The Plan is to Scan

I’ve never been shy about suggesting to my readers that the act of updating, migrating, and curating old photographic content is important. A phrase popped into my head the other day that went something like, “No one has ever taped a Facebook post into a scrapbook.”

It is a sobering, even depressing, truth that social media isn’t designed to help you share your lives or preserve your memories. It is designed to make money. I know that sounds painfully obvious, but we all know it’s true.
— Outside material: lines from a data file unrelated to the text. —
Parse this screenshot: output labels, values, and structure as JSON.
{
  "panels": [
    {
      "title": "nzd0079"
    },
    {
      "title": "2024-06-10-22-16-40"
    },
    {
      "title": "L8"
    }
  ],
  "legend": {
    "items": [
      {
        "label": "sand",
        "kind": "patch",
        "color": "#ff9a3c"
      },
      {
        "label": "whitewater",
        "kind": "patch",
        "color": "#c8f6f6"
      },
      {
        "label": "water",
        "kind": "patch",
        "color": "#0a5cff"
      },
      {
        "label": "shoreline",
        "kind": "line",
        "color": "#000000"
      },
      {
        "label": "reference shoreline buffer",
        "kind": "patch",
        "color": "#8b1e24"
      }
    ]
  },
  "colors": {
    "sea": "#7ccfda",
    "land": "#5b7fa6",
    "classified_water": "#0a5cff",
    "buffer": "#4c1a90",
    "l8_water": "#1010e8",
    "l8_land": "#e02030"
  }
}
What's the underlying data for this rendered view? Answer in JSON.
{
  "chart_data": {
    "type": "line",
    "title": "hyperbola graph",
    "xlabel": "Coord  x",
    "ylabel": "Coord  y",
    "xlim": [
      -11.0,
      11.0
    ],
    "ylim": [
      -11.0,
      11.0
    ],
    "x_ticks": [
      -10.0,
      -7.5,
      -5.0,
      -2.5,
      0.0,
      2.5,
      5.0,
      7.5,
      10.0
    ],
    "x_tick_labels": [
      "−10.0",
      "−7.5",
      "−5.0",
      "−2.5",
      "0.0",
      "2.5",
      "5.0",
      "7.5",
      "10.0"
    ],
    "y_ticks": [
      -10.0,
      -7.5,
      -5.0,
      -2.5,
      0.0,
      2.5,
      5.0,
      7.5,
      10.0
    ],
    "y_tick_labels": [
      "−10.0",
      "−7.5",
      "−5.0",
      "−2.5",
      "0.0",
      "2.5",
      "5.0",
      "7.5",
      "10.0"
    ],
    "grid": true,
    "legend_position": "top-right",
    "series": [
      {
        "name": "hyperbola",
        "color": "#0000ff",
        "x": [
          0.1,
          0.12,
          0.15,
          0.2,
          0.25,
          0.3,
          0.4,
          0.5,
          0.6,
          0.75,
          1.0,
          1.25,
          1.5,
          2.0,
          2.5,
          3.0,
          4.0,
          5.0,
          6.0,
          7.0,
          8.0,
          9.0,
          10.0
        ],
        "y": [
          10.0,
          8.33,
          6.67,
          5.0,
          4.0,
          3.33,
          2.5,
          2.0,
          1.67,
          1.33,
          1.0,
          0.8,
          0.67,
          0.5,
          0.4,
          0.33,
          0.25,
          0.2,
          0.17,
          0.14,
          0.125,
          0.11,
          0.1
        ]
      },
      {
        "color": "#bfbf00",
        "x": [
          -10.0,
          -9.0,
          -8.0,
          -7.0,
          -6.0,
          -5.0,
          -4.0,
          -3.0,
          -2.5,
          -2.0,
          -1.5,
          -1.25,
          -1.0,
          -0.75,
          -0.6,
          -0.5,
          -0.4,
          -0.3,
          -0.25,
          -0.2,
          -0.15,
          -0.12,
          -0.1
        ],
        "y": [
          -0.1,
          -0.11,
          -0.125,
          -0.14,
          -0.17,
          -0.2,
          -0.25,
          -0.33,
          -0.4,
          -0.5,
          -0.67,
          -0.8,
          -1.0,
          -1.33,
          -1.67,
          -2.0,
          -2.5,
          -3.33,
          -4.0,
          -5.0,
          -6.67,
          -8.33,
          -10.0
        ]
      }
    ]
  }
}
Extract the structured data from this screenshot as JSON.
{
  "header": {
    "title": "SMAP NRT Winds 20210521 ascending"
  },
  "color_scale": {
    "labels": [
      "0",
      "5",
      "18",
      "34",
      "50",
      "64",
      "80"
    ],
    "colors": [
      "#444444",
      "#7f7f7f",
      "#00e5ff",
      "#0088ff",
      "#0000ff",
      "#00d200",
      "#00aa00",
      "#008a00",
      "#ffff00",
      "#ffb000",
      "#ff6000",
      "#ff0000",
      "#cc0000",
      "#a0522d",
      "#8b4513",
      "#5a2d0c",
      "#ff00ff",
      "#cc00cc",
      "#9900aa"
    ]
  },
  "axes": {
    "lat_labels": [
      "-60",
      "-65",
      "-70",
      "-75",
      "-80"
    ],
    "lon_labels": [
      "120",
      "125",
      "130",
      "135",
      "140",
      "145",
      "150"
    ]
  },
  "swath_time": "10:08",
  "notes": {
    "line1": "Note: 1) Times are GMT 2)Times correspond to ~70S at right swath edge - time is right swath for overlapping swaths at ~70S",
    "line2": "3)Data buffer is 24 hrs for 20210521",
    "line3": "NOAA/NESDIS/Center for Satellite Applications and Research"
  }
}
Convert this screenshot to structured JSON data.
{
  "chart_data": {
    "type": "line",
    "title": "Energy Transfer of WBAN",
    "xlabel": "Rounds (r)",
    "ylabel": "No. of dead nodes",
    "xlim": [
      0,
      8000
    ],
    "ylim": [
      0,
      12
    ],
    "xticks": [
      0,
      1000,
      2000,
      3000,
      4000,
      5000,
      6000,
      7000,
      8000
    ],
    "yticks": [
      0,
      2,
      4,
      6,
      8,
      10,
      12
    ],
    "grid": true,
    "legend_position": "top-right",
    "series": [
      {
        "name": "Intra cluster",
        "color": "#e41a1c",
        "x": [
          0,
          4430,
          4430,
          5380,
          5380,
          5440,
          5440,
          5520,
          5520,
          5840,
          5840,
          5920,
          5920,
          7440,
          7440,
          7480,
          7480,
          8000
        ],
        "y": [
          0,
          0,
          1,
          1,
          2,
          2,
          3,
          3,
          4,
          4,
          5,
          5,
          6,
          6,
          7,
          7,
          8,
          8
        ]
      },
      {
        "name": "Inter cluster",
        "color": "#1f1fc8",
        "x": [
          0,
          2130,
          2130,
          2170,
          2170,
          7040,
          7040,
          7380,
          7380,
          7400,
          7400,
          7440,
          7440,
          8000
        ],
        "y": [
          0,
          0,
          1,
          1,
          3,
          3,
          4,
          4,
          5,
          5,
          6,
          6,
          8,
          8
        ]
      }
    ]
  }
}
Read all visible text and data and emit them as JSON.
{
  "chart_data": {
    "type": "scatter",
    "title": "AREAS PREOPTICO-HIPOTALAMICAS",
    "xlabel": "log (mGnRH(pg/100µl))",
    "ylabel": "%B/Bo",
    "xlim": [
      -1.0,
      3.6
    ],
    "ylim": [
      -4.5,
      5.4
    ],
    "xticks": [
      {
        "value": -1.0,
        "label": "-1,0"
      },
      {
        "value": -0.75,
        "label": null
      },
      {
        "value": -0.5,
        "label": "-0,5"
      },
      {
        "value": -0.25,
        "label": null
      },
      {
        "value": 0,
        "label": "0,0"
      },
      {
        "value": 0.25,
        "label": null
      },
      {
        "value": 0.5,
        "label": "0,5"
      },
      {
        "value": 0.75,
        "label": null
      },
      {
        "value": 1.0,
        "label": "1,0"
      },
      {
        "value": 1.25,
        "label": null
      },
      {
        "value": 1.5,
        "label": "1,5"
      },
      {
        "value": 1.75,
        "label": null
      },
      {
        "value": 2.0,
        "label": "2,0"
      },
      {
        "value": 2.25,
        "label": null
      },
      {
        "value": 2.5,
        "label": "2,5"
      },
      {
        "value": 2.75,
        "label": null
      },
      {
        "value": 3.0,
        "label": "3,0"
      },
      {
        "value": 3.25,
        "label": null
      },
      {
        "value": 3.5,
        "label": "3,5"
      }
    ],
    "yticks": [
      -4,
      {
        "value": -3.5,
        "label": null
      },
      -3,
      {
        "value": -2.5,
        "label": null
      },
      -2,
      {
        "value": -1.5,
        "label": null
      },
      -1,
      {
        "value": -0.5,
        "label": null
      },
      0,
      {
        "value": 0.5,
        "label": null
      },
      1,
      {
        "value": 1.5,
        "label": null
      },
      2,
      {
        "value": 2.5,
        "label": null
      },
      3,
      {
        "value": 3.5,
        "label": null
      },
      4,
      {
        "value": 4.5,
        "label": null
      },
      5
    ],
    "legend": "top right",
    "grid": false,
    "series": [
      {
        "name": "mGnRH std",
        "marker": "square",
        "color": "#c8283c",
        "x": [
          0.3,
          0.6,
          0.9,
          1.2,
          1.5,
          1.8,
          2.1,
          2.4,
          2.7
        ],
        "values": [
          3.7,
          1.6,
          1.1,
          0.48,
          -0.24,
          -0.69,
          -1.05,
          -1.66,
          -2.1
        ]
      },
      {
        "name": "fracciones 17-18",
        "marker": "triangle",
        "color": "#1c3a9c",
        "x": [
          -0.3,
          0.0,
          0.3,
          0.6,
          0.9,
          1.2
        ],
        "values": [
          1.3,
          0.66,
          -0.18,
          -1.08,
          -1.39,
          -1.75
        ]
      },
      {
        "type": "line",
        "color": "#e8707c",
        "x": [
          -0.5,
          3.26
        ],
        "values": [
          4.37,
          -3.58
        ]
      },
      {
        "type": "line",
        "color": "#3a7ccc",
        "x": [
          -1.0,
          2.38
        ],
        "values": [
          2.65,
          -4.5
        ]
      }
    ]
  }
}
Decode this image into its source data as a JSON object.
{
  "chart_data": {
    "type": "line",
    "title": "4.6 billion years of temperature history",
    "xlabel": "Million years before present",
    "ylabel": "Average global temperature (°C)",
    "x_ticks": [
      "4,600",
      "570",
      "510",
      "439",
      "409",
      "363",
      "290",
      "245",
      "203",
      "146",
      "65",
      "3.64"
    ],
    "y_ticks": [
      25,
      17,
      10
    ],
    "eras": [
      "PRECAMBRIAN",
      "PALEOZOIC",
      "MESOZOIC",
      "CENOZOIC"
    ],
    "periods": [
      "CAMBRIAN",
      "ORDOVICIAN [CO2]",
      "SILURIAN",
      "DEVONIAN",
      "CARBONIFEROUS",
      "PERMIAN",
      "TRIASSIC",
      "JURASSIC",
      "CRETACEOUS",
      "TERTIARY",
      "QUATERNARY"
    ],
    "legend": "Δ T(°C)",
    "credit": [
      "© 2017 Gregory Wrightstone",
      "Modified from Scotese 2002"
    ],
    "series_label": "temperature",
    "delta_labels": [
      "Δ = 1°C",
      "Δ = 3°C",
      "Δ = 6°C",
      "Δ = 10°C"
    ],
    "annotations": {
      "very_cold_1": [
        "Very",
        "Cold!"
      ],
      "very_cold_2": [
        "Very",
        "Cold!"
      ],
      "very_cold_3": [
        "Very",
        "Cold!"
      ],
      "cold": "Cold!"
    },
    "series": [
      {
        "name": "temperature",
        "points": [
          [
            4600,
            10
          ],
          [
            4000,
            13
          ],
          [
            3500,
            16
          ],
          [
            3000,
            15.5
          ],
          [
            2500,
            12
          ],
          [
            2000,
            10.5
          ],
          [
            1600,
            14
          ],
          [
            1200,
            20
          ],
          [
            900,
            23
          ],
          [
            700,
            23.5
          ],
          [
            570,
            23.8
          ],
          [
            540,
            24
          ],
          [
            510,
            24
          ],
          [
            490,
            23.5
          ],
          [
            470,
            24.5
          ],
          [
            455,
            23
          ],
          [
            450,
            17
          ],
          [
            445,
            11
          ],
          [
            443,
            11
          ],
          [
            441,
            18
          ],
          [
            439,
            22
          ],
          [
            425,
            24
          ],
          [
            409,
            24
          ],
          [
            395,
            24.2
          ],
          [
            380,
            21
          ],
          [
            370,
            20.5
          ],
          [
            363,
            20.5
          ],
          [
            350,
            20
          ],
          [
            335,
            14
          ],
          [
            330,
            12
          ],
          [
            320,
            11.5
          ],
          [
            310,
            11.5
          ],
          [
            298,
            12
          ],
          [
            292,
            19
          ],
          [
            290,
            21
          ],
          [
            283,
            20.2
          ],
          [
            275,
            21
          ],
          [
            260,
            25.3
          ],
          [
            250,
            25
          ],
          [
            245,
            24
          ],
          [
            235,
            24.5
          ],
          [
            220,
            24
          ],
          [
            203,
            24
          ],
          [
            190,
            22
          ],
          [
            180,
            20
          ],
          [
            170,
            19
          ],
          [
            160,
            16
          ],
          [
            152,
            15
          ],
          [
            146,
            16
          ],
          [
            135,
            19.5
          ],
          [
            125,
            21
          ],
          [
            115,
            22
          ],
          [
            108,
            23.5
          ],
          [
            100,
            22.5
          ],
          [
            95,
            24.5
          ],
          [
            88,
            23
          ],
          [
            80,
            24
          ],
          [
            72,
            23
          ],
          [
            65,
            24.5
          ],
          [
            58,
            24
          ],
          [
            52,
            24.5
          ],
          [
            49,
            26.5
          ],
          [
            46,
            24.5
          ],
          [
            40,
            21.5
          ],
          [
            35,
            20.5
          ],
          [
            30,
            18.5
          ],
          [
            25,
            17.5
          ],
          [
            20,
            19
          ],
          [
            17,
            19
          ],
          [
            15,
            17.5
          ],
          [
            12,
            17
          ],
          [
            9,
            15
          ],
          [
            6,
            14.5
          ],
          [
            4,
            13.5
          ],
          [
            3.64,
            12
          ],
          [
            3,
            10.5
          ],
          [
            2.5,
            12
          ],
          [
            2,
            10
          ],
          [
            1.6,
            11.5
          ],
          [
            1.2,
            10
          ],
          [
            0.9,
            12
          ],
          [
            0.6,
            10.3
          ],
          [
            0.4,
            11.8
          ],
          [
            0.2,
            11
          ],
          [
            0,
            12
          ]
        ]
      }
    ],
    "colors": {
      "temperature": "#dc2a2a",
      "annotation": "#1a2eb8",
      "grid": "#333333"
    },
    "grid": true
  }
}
Scanning and archiving photos from our past can be intimidating, because it can often involve getting organized, a difficult and even stressful undertaking. At the same time, though, I always enjoy digging in to old photos, both from my personal life and from my photojournalism, since I almost always find people and events I had entirely forgotten. I find myself smiling and saying things to myself like, “Wow, that was the time that…”

If you don’t have a scanner and don’t want to pay a service to archive your film and prints for you, there are some smartphone apps floating around in the web space that say they can do it for you. You might have to try two or three or ten of them before you find one that’s right for you, but there is a way.

I don’t know if I have a strategy I can give you to get going on a project like this, except to say that every journey starts with the first step.

If you lived in greater Ada for most of your life like I have, you remember so many people who were part of our lives, as in this image of Oklahoma Highway Patrol Trooper Mike Wegrzyn holding a pig for Donnie Moore to kiss. Images like this are fun and funny, and deserve to be preserved.
If you lived in greater Ada for most of your life like I have, you remember so many people who were part of our lives, as in this image of Oklahoma Highway Patrol Trooper Mike Wegrzyn holding a pig for Donnie Moore to kiss. Images like this are fun and funny, and deserve to be preserved.